2024 is the year of the slimmed down ‘stay-cay’



  • New data reveals Australians saving more than $500 each month on changes to holiday plans.
  • Changes or cuts to travel plans made by 45% of Australians in first three months of this year.

European summers, weddings abroad and lavish interstate trips are less likely to be in the calendar this year
as Australians cut back on travel in favour of boosting their savings.

New NAB consumer sentiment data shows the trend of ‘careful cutbacks’ is continuing, with Aussies saving around $528 a month from cancelled, postponed and slimmed down travel in the first quarter of this year (up 39% on Q4 2023). NAB data shows:

  • Millennials have made the biggest travel savings so far this year, around $743 a month, followed by $645 a month for 50-64 year olds, $440 for 65+ and $329 for Gen Z.
  • The savings are being used to cover more expensive everyday items (59%), boost savings/offset accounts (42%) and pay down mortgages (20%).
  • Gen Z is most likely to put the extra money into savings or an offset account (56%), followed by 30 – 49-year-olds (43%).

NAB Personal Everyday Banking Executive Paul Riley said Australians were getting smarter with their budgeting and planning longer term.

“Australians are prioritising essential costs and boosting savings by choosing to postpone, slim down or cancel travel plans this year,” Mr Riley said.

“Where we saw people making quick, short-term budget cuts last year, we are seeing more consideration and longer-term budgeting happening, which is really positive.”

Looking ahead, one in four Australians said they were likely to reduce spend on travel in the next 12 months, both internationally and domestic.

“For some it might mean switching the Amalfi Coast for the Sunshine Coast, for others swapping an interstate break for a city staycation,” Mr Riley said.

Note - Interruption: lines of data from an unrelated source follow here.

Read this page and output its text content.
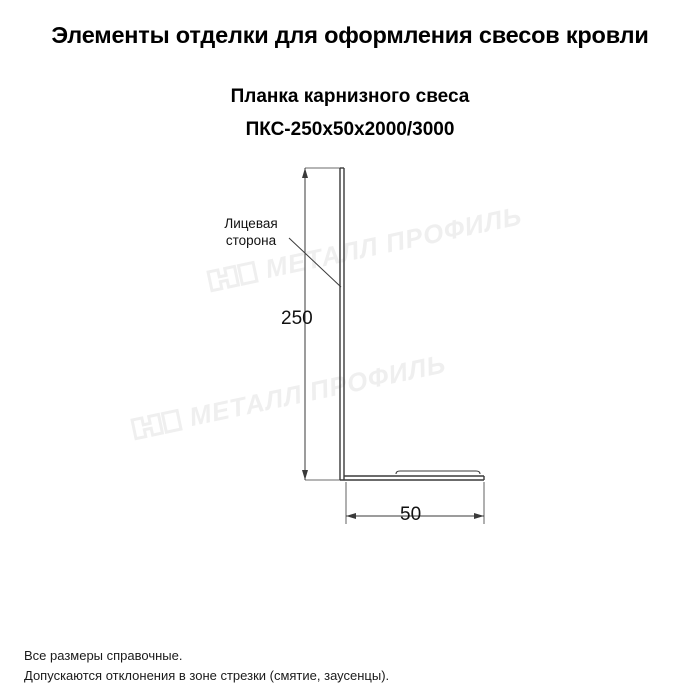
Элементы отделки для оформления свесов кровли
Планка карнизного свеса
ПКС-250х50х2000/3000
МЕТАЛЛ ПРОФИЛЬ
МЕТАЛЛ ПРОФИЛЬ
Лицевая
сторона
250
50
Все размеры справочные.
Допускаются отклонения в зоне стрезки (смятие, заусенцы).
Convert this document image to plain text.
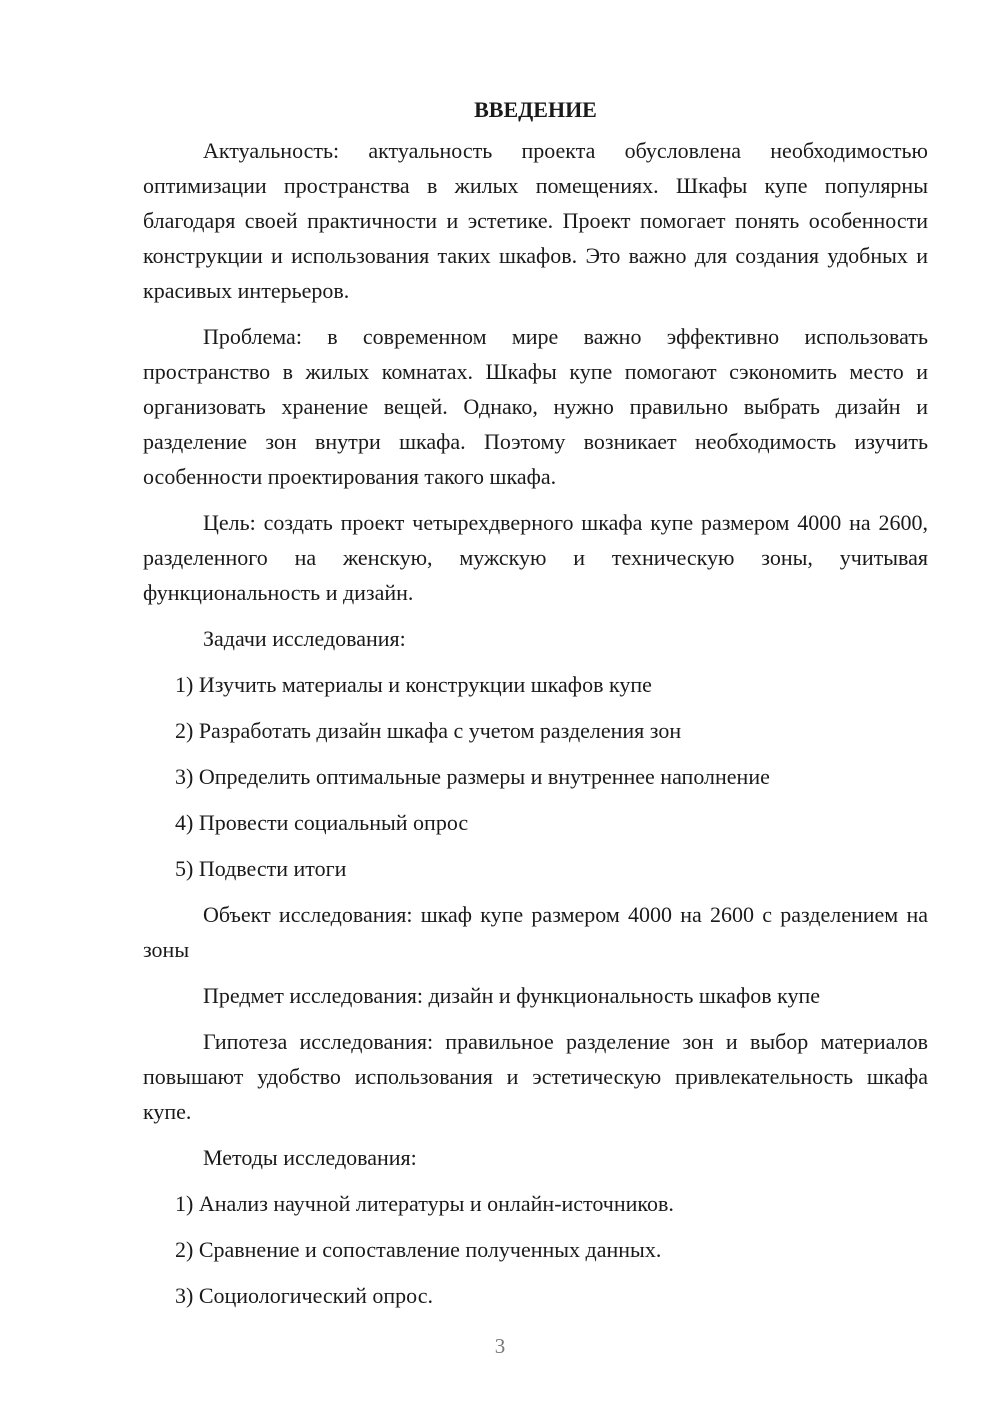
ВВЕДЕНИЕ

Актуальность: актуальность проекта обусловлена необходимостью оптимизации пространства в жилых помещениях. Шкафы купе популярны благодаря своей практичности и эстетике. Проект помогает понять особенности конструкции и использования таких шкафов. Это важно для создания удобных и красивых интерьеров.

Проблема: в современном мире важно эффективно использовать пространство в жилых комнатах. Шкафы купе помогают сэкономить место и организовать хранение вещей. Однако, нужно правильно выбрать дизайн и разделение зон внутри шкафа. Поэтому возникает необходимость изучить особенности проектирования такого шкафа.

Цель: создать проект четырехдверного шкафа купе размером 4000 на 2600, разделенного на женскую, мужскую и техническую зоны, учитывая функциональность и дизайн.

Задачи исследования:

1) Изучить материалы и конструкции шкафов купе
2) Разработать дизайн шкафа с учетом разделения зон
3) Определить оптимальные размеры и внутреннее наполнение
4) Провести социальный опрос
5) Подвести итоги

Объект исследования: шкаф купе размером 4000 на 2600 с разделением на зоны

Предмет исследования: дизайн и функциональность шкафов купе

Гипотеза исследования: правильное разделение зон и выбор материалов повышают удобство использования и эстетическую привлекательность шкафа купе.

Методы исследования:

1) Анализ научной литературы и онлайн-источников.
2) Сравнение и сопоставление полученных данных.
3) Социологический опрос.
3
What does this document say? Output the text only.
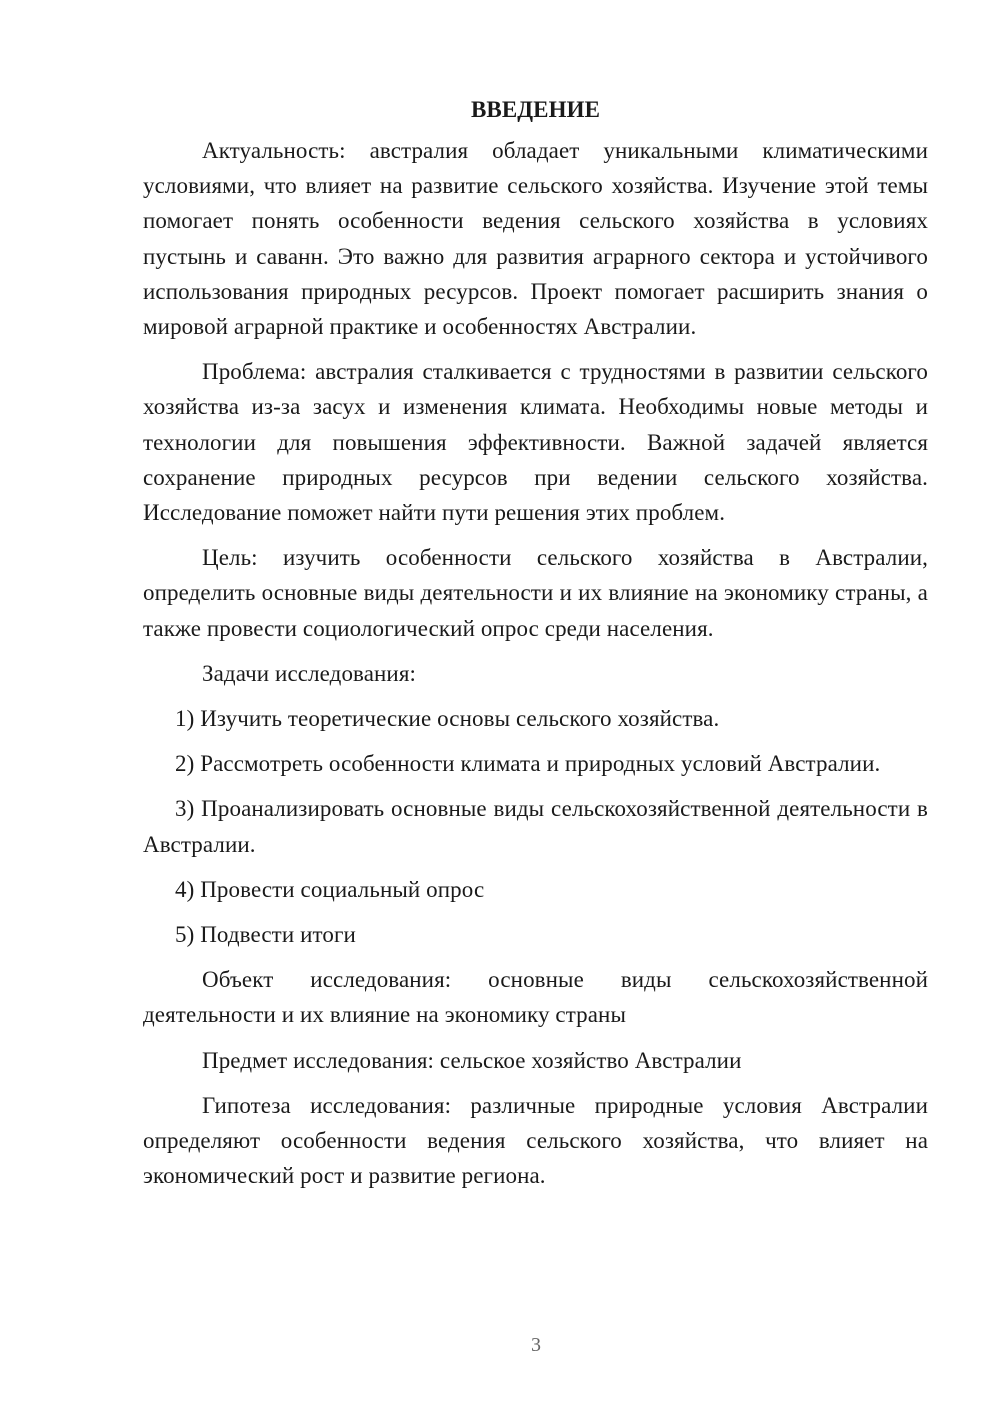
ВВЕДЕНИЕ

Актуальность: австралия обладает уникальными климатическими условиями, что влияет на развитие сельского хозяйства. Изучение этой темы помогает понять особенности ведения сельского хозяйства в условиях пустынь и саванн. Это важно для развития аграрного сектора и устойчивого использования природных ресурсов. Проект помогает расширить знания о мировой аграрной практике и особенностях Австралии.

Проблема: австралия сталкивается с трудностями в развитии сельского хозяйства из-за засух и изменения климата. Необходимы новые методы и технологии для повышения эффективности. Важной задачей является сохранение природных ресурсов при ведении сельского хозяйства. Исследование поможет найти пути решения этих проблем.

Цель: изучить особенности сельского хозяйства в Австралии, определить основные виды деятельности и их влияние на экономику страны, а также провести социологический опрос среди населения.

Задачи исследования:

1) Изучить теоретические основы сельского хозяйства.

2) Рассмотреть особенности климата и природных условий Австралии.

3) Проанализировать основные виды сельскохозяйственной деятельности в Австралии.

4) Провести социальный опрос

5) Подвести итоги

Объект исследования: основные виды сельскохозяйственной деятельности и их влияние на экономику страны

Предмет исследования: сельское хозяйство Австралии

Гипотеза исследования: различные природные условия Австралии определяют особенности ведения сельского хозяйства, что влияет на экономический рост и развитие региона.

3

“People are making smarter spending changes to manage their budgets in their own way, whether that be scaled-back holidays, less dining out or spending less on entertainment.

“This is another example of the ‘loud budgeting’ trend we have seen emerge over recent months, where people are feeling more comfortable to set budgeting boundaries and communicate them openly with their friends and family.”

Additional information:

  • Data from NAB Consumer Sentiment Survey Q1 2024 of more than 2,000 Australians.